The Company and the Board were recently named in two lawsuits related to the announcement of four transactions through which investors will purchase up to $150 million of shares of our common stock (the “Transactions”). On April 25, 2016, Wildcat Liquid Alpha, LLC (“WLA”) filed an action in Delaware state court seeking inspection of documents related to the Transactions. Later, on May 13, 2016, WLA filed a derivative action in Delaware state court against each of the members of the Board and against the Company as nominal defendant alleging, among other things: (1) breach of fiduciary duty with respect to the Transactions; (2) breach of fiduciary duty with respect to the formation of, and certain options and warrants issued by, certain of the Company’s subsidiaries to Dr. Ji and members of the Board; (3) waste of corporate assets; and (4) unjust enrichment. WLA also generally alleges mismanagement, including questioning the Company’s decisions to make passive investments in other corporations.

The Company believes the allegations lack merit and plans on vigorously defending against the lawsuits.

Voting; Revocability of Proxies

Except as described above, this Supplement does not change the proposals to be acted upon at the Annual Meeting, which are described in the Proxy Statement. As a stockholder, your vote is very important and the Board encourages you to exercise your right to vote whether or not you plan to attend the Annual Meeting and regardless of the number of shares of our common stock that you own.

If you have already submitted your proxy, you do not need to take any action unless you wish to change your vote. If you have already submitted your proxy card and wish to change your vote based on any of the information contained in this Supplement, you may change your vote or revoke your proxy at any time before it is voted at the Annual Meeting.
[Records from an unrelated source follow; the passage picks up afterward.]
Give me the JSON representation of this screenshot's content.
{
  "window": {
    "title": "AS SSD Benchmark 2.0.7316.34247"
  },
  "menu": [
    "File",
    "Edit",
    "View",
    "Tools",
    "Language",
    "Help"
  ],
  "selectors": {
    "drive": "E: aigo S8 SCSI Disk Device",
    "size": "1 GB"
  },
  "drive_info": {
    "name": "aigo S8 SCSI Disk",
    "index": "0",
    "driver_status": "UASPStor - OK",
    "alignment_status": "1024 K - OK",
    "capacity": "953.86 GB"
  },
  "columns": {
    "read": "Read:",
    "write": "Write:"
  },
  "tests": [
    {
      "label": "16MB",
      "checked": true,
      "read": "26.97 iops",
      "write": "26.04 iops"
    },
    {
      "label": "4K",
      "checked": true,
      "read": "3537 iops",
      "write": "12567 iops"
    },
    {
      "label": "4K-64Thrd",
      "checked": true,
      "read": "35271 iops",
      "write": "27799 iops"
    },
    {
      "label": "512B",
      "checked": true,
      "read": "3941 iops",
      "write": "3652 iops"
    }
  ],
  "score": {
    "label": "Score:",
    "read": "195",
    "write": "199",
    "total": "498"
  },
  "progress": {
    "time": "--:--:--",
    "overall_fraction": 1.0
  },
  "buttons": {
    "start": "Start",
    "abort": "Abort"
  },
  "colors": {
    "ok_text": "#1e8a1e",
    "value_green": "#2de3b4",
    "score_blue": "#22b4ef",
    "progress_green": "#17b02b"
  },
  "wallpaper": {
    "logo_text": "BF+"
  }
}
If you are a stockholder of record as of the close of business on June 7, 2016, you may change your vote or revoke your proxy at any time before it is voted at the Annual Meeting by:

 

    submitting written notice of revocation or another proxy with new voting instructions to our Corporate Secretary at Sorrento Therapeutics, Inc., 9380 Judicial Drive, San Diego, California 92121 at any time up to and including the last business day preceding the day of the Annual Meeting;

 

    timely submitting another proxy with new voting instructions via the Internet voting system;

 

    submitting written notice of revocation or another proxy with new voting instructions to the chairperson of the Annual Meeting on the day of the Annual Meeting; or

 

    voting in person at the Annual Meeting.

If you hold your shares in street name and you vote by proxy, you may change your vote by submitting new voting instructions to your bank, broker or nominee in accordance with that entity’s procedures. In the absence of such revocation, shares represented by the proxies will be voted at the Annual Meeting.